Several posts' worth of material, like I said. Age and size acceptance or diversity or reality nominally, but probably about "diversity" or that reality more so in general. Beautiful as we like our people from fairytales on, the trope saying Beauty equals Good, or studies on symmetrical faces being more beautiful and pleasing even babies more, apparently there's still a fight or several in not narrowing the supposedly acceptable more as time goes on.

There was a Dutch documentary about some 30-something woman looking into beauty industry selling you being old by 30, and plastic surgery so rampant all around her, whatever it was. Plastic surgery in particular of the genital regions as well, based on what girls apparently saw in porn or the Net or something. That you're supposed to have non-visible and neat folds or be considered ugly, whether everything's photoshopped or not. The comparison to magazines from the 80s having real women with folds galore and everything showing was rather obvious when shown, and again, the 80s looks seemed better. It was like something sewn up or porcelain dolled with airbrushing on top for what supposedly passed for today.
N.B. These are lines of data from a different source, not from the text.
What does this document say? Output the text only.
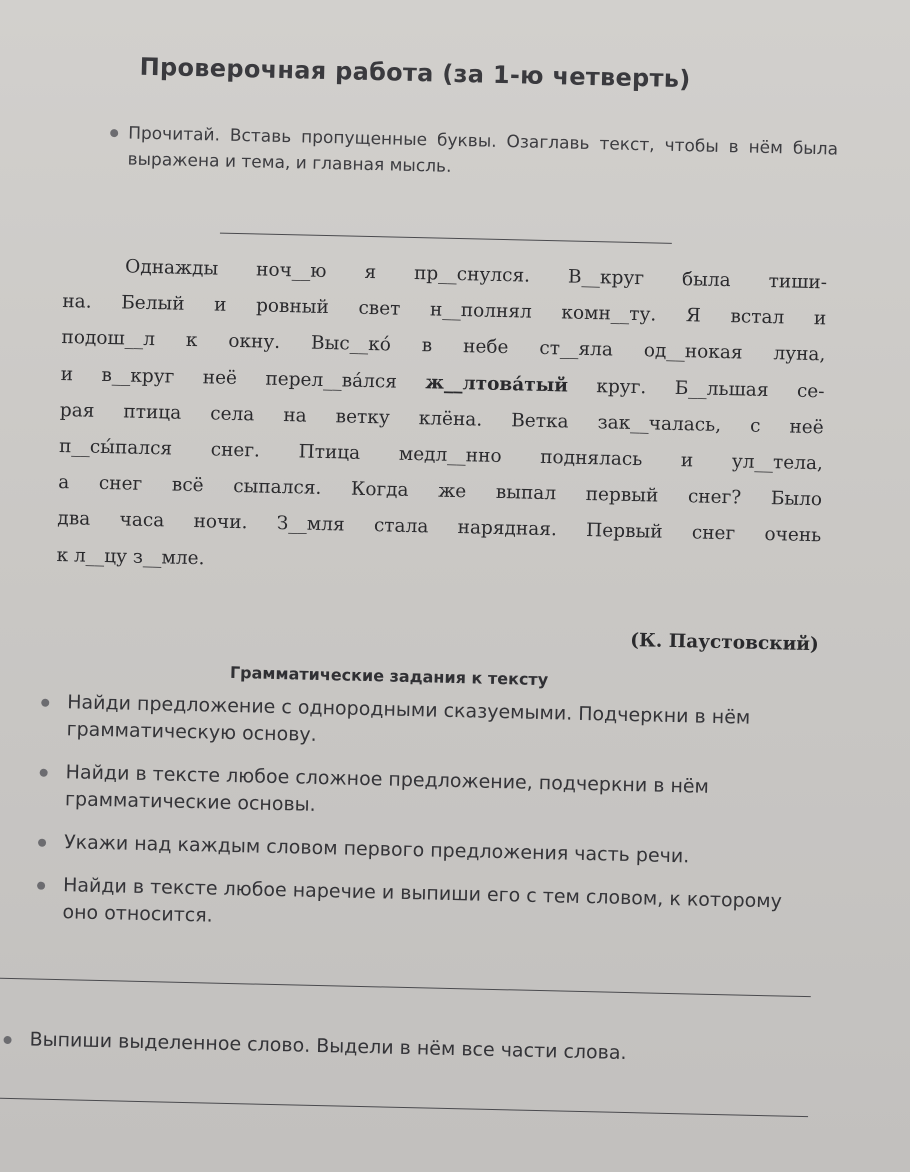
Проверочная работа (за 1-ю четверть)
Прочитай. Вставь пропущенные буквы. Озаглавь текст, чтобы в нём была выражена и тема, и главная мысль.
Однажды ноч__ю я пр__снулся. В__круг была тиши-
на. Белый и ровный свет н__полнял комн__ту. Я встал и
подош__л к окну. Выс__ко́ в небе ст__яла од__нокая луна,
и в__круг неё перел__ва́лся ж__лтова́тый круг. Б__льшая се-
рая птица села на ветку клёна. Ветка зак__чалась, с неё
п__сы́пался снег. Птица медл__нно поднялась и ул__тела,
а снег всё сыпался. Когда же выпал первый снег? Было
два часа ночи. З__мля стала нарядная. Первый снег очень
к л__цу з__мле.
(К. Паустовский)
Грамматические задания к тексту
Найди предложение с однородными сказуемыми. Подчеркни в нём грамматическую основу.
Найди в тексте любое сложное предложение, подчеркни в нём грамматические основы.
Укажи над каждым словом первого предложения часть речи.
Найди в тексте любое наречие и выпиши его с тем словом, к которому оно относится.
Выпиши выделенное слово. Выдели в нём все части слова.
I think I'm not going to go into male members here, since they can look extremely ugly, yes. Colours and shapes and where there's hair, really not what you want to look at for any sort of aesthetical reasons more often than not. I don't like the look of some of the things seen in porn over the past two decades either, with the lack of hair or ew looks of some of them, long and supposedly it or not.

Bad as it is to say "It's a question of taste" after the previous paragraph, people like different-looking people based on whatever quirks of their past or natural tendencies, whatever it all comes down to in the end. Some people even *gasp* claim to ignore looks and simply choose partners based on personality and other factors. Whichever way, you get riddled with whatever else the person comes with, whether body or health related or an intolerable family or eating in bed so there's f'n crumbs all over, ngh. No, I never had that, but I can imagine well.

People get chubbier or go bald, and you're still supposed to want that despite media claiming people who look like you or are your age don't even exist to begin with, let alone as sexual or desirable entities. That without going into the continuing fight to bring some minorities into the playing field for such things in the first place. All sorts of issues, as said.

I doubt I'm actually saying anything in any of the above, it being more of a "Here's what, now you tell me what you think or what actually happens with it all" thing as often with me. To sum up badly, could we please have more different-looking people from different age groups back on our screens? Without going back to it being only the men who are allowed to look a bit dodgy or older, the women still needing to be 20. Or the Sirtises of the world having a chance to play past their looks when young, too.

Not to mention people not spreading nasty things via someone googling for pictures to go with their posts. I very specifically do this from public computers, I can change which one I use and call in tech support, but still.